Façamos um teste rápido, “talkey”? Diga o autor desta declaração: “Agradeço e reafirmo a importância da colaboração e a necessária união de todos num grande pacto pela preservação da vida e dos empregos: Parlamento, Judiciário, governadores, prefeitos e sociedade”.
Rodrigo Maia, Marco Aurélio Melo, Luiz Henrique Mandetta? Acertou quem marcou Jair Bolsonaro, e vai ganhar inteiramente grátis uma dose de vacina contra a influenza no posto de saúde onde a encontrar. A declaração quer dizer que o presidente, afinal, deu o braço a torcer e reconheceu que estava do lado errado da história?
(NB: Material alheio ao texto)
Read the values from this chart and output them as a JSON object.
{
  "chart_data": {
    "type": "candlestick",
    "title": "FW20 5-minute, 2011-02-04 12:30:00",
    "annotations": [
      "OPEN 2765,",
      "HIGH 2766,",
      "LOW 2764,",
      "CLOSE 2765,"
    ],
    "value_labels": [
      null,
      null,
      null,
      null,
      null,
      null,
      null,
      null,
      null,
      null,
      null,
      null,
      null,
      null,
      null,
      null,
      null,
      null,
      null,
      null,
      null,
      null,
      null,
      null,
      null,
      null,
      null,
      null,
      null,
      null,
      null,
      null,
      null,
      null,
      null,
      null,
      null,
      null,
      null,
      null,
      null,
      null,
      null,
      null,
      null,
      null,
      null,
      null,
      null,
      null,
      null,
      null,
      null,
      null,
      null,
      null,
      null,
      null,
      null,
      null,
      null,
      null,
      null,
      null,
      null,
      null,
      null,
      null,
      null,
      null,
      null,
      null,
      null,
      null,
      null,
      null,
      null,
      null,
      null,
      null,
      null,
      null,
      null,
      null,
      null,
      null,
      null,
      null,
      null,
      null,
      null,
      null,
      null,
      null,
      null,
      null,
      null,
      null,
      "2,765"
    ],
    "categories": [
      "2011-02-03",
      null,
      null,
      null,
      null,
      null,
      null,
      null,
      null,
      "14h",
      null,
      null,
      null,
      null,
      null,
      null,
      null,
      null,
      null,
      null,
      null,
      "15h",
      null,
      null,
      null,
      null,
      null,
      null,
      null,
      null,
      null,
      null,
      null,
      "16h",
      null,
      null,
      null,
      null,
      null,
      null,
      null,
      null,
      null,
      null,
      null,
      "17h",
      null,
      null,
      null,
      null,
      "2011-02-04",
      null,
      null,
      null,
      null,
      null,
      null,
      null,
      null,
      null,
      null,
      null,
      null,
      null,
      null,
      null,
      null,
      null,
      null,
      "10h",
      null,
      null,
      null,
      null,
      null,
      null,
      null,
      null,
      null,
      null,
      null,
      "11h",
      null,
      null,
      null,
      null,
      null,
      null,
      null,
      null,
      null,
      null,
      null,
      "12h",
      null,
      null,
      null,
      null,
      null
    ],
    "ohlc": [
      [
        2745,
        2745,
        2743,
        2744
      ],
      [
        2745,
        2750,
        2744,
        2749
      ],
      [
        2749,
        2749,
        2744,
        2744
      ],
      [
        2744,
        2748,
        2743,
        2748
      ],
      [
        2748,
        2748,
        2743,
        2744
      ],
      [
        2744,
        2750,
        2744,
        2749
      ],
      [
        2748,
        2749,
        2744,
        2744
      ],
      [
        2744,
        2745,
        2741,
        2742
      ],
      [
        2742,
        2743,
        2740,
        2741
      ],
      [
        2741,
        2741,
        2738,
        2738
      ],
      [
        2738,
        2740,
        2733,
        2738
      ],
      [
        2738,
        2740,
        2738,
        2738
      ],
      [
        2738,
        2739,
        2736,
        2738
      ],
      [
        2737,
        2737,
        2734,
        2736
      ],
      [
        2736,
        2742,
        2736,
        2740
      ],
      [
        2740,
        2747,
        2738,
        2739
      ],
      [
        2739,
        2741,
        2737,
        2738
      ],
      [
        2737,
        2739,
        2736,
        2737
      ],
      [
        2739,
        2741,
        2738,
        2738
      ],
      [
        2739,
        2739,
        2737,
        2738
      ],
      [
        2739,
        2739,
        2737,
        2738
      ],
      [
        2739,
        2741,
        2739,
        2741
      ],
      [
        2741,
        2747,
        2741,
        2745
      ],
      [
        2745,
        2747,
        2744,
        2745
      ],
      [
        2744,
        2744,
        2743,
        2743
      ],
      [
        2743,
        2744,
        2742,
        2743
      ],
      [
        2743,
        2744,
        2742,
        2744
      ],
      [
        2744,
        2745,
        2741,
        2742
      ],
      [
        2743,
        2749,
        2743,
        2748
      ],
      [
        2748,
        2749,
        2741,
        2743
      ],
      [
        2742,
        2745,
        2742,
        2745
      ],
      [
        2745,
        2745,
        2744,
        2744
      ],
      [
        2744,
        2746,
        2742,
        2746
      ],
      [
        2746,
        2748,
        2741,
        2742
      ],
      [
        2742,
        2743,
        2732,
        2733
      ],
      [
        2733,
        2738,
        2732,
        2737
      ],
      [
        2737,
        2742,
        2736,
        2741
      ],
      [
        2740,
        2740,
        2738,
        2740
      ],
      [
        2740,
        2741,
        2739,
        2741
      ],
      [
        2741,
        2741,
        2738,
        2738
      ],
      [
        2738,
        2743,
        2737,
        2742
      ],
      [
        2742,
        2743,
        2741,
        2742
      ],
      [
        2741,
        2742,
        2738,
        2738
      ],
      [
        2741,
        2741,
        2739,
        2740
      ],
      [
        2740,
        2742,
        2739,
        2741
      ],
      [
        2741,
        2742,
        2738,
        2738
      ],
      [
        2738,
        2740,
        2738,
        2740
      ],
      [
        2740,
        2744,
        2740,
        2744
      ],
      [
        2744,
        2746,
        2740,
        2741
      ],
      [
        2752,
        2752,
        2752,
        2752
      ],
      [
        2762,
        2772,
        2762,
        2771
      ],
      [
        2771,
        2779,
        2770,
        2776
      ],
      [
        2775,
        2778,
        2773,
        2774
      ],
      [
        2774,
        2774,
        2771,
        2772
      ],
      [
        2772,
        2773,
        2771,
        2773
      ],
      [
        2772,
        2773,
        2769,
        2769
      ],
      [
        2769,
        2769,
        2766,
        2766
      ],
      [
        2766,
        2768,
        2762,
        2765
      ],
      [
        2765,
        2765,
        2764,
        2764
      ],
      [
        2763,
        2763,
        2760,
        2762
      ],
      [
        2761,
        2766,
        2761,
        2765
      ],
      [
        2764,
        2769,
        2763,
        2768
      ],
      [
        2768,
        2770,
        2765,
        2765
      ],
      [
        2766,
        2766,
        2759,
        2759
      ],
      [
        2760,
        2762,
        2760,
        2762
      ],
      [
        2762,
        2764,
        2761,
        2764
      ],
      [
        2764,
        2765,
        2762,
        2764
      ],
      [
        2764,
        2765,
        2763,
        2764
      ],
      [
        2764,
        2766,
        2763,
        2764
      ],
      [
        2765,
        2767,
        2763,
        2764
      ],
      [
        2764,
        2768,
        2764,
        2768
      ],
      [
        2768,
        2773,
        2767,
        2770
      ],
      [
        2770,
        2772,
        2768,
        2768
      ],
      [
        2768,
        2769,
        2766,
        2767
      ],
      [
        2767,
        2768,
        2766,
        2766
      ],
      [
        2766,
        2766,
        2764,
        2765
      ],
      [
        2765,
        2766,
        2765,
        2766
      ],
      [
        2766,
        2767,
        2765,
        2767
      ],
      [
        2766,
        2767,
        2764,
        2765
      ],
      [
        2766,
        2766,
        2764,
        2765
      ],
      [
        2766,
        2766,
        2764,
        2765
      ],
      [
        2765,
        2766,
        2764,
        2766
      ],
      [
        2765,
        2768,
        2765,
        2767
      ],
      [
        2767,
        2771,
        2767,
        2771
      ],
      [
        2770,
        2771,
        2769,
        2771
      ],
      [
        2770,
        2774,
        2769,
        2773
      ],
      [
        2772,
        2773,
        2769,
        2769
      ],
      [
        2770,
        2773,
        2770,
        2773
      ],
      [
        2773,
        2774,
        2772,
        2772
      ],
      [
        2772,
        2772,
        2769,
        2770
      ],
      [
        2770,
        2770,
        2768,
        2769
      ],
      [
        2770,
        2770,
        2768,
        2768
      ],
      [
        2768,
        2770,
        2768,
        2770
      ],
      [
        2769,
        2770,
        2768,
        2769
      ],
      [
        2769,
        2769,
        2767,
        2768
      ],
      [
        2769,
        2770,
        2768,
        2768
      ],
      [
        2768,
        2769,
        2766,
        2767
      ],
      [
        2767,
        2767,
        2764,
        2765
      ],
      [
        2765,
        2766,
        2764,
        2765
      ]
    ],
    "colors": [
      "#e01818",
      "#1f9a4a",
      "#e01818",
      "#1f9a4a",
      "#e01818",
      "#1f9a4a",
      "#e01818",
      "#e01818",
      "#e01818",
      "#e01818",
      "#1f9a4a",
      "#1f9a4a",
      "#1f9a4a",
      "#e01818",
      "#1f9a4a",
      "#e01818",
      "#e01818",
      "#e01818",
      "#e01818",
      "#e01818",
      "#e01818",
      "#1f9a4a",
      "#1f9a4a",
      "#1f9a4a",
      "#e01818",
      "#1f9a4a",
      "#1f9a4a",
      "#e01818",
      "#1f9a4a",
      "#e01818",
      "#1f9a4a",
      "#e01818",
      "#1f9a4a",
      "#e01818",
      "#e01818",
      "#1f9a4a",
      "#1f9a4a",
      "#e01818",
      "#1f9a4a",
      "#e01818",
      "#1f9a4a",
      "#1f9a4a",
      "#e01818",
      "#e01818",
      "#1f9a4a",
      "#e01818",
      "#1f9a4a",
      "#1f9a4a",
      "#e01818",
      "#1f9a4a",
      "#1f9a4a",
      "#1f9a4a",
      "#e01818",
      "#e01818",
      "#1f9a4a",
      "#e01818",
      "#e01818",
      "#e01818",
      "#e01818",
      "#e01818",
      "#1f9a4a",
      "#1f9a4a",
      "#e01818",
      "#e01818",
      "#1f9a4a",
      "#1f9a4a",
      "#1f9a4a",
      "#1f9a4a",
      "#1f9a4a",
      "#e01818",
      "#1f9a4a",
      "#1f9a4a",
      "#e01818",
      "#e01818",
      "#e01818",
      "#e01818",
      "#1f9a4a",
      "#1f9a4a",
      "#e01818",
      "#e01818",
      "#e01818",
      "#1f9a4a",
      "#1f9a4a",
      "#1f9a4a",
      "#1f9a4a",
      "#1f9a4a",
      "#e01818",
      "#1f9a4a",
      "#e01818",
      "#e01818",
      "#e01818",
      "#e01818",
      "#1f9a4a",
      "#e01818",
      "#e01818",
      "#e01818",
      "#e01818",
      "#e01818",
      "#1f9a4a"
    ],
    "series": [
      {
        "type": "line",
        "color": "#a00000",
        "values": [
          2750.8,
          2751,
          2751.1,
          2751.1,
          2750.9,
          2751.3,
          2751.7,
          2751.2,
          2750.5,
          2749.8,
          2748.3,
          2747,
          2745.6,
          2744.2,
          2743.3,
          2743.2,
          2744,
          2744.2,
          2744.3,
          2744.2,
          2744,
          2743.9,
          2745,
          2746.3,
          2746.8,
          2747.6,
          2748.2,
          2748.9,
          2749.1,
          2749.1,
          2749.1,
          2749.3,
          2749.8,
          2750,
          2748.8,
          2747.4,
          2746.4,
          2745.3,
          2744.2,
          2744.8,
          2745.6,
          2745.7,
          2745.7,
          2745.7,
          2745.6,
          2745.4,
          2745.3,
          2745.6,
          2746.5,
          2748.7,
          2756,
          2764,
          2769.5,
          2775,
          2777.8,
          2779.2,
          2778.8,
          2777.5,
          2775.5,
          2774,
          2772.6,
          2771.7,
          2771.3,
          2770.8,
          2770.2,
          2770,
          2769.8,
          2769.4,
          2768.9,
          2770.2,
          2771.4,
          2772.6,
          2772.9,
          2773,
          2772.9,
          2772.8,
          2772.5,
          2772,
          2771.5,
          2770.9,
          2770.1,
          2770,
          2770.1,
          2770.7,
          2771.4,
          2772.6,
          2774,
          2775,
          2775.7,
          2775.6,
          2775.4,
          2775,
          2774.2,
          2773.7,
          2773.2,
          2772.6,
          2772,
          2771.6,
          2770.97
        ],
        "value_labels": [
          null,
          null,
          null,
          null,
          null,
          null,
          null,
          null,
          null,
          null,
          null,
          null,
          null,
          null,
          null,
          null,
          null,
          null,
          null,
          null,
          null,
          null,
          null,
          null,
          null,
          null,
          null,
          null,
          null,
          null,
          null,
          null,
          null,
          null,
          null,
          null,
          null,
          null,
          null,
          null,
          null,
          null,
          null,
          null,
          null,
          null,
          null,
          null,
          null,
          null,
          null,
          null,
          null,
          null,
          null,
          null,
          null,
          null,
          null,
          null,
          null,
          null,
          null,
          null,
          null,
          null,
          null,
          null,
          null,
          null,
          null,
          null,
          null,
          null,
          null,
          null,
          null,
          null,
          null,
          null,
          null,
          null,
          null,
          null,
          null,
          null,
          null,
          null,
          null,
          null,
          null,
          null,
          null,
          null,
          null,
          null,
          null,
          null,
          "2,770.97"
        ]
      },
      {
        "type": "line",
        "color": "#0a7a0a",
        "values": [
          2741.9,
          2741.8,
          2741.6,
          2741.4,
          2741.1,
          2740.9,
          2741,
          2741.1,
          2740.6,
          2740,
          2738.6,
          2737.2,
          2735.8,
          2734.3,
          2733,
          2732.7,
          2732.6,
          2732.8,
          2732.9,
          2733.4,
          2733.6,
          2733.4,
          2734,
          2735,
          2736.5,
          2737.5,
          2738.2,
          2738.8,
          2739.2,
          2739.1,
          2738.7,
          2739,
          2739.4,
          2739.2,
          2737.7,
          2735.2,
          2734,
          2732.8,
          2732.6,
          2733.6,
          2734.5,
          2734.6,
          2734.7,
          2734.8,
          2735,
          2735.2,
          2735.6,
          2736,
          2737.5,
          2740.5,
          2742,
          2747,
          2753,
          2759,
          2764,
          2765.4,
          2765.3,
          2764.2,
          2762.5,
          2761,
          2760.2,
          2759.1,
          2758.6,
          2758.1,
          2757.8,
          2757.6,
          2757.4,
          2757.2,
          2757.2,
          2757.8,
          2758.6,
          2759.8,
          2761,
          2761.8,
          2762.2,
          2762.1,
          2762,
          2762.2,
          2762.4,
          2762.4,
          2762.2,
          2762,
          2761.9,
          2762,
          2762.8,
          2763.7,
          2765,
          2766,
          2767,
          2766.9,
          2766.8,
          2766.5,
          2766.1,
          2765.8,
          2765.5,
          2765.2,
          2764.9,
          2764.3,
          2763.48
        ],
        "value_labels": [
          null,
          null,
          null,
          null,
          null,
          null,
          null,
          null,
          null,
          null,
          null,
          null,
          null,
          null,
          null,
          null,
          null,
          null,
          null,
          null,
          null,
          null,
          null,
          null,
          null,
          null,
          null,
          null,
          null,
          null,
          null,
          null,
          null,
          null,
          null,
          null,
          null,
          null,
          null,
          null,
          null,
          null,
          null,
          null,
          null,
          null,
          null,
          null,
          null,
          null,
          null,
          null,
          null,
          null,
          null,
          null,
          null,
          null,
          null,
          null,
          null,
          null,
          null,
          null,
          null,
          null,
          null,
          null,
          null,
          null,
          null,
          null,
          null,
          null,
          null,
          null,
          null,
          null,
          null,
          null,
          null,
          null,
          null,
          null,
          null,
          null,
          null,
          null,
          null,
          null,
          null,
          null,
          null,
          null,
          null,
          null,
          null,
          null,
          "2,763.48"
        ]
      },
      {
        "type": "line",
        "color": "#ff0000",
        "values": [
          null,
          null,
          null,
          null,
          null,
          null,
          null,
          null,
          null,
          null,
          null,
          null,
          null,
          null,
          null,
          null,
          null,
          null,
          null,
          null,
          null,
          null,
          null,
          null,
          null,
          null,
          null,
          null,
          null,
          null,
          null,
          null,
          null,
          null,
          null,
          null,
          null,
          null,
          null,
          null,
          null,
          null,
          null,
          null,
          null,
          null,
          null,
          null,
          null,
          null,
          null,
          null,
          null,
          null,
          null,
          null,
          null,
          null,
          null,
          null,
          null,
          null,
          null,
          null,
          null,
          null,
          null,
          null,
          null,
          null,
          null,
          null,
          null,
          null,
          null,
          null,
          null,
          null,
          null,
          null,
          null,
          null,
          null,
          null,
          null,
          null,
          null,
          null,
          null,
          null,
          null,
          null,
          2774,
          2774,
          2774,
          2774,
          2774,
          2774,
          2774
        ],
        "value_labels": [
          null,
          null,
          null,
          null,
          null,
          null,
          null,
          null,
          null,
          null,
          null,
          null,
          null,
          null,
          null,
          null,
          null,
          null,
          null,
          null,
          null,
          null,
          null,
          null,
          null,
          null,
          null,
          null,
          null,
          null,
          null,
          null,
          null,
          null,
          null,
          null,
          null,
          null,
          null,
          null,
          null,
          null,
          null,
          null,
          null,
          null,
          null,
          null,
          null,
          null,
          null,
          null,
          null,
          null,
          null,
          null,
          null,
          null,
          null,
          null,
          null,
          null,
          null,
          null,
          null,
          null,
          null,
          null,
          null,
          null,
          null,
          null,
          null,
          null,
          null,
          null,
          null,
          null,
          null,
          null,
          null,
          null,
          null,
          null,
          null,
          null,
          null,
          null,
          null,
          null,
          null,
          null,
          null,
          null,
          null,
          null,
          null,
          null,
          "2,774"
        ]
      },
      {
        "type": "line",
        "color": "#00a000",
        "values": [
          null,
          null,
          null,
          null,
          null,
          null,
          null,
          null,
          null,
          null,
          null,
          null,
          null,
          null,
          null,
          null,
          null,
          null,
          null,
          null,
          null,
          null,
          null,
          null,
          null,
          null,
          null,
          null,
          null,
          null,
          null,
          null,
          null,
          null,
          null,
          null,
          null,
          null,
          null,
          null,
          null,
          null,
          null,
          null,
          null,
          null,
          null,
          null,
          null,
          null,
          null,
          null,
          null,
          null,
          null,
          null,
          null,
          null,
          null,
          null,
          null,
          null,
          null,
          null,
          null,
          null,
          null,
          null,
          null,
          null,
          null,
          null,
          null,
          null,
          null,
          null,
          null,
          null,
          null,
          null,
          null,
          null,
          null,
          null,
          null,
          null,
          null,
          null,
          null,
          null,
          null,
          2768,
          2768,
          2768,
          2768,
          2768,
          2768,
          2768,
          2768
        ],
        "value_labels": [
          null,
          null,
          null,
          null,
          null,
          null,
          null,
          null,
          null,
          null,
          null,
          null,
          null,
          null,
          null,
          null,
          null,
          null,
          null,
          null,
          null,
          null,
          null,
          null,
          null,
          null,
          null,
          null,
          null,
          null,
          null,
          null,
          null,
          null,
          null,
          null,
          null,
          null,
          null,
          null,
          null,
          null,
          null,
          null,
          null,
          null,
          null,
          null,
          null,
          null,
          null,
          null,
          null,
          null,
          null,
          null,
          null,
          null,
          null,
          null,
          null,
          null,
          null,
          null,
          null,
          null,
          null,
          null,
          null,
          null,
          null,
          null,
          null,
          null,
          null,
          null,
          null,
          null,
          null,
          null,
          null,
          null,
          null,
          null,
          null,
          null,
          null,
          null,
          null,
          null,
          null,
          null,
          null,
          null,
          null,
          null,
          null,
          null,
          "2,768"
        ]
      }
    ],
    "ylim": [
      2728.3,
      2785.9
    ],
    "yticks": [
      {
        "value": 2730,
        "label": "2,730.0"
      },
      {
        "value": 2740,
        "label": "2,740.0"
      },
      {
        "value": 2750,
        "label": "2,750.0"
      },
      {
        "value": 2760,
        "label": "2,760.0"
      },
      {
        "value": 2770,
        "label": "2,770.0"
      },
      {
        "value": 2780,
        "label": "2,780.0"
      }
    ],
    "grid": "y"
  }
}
Nada disso. Bolsonaro, seus filhos, o chanceler e muitos ministros da “inteligência” do governo continuam convencidos de que o coronavírus é plano da China para recuperar sua economia que vinha em baixa e infectar o mundo livre. Não são loucos. Donald Trump chama o coronavírus de “vírus chinês”, mas ele tem razões mais fortes e profundas para isso.
O governo chinês não diz oficialmente, mas atribui aos Estados Unidos a entrada do coronavírus no país, e diz até quando aconteceu: nos Jogos Mundiais Militares de setembro do ano passado em Wuhan, onde a delegação americana de 300 pessoas esteve por tempo suficiente para deixar sua lembrança maléfica. Como programado, o resultado começou a surgir nos primeiros meses deste ano.
Se a teoria estiver certa, o tiro saiu pela culatra, Estados Unidos e França têm hoje mais cidadãos infectados do que a China que está em terceiro lugar e vem reduzindo as estatísticas. A Itália, antes principal foco de irradiação da pandemia, agora recolhe seus mortos e seus prejuízos numa dor inimaginável, ajudada por cientistas enviados pelo governo chinês.
Mas, voltando a Bolsonaro, ele disse na televisão, no seu quarto pronunciamento à nação a propósito da pandemia: “Não me valho destas palavras para negar a importância das medidas de prevenção e controle da pandemia, mas para mostrar que, da mesma forma, precisamos pensar nas pessoas mais vulneráveis. Essa tem sido a minha preocupação desde o princípio: o que será do camelô, do ambulante, do vendedor de churrasquinho, da diarista, do ajudante de pedreiro, do caminhoneiro e dos outros autônomos com quem venho mantendo contato durante toda a minha vida pública?”.
Novamente provoco o leitor para dizer se alguma vez teve a chance de ver ao menos uma foto, um flagrante, de Jair Bolsonaro ao lado de camelô, ambulante, vendedor de churrasquinho, diarista, ajudante de pedreiro e dos outros autônomos.
Sabemos todos da vendedora de açaí de Angra dos Reis nomeada para o seu gabinete, mas como ela nunca esteve lá não há fotos dos dois. Sabemos dos cheques do Queiroz para a primeira dama, mas como ele anda sumido há mas de um ano não pudemos confirmar. Este Jair Bolsonaro o brasileiro conhece, os obtusos aplaudem e elogiam – é só ver toda manhã na entrada do Alvorada.
Fato é que o presidente está desgastado dentro e fora da esfera oficial. Sua oposição à política do ministro da Saúde, Luiz Henrique Mandetta, é notória e seu desejo íntimo é demiti-lo, quem sabe substituí-lo por Osmar Terra, que é médico e comunga das ideias dos terraplanistas do governo.
O problema é que Mandetta disse que só sai demitido, o que provavelmente será gota d’água que vai afundar o governo, dado o apoio que recebe dos profissionais da saúde no Brasil e no exterior. Em resumo, pesadas todas as informações na balança do poder, o presidente que falou na televisão nesta terça-feira está desacreditado, desgastado, incapaz de manter a coerência dos atos e das palavras à população assustada. Resta identificar quem está realmente no comando do país.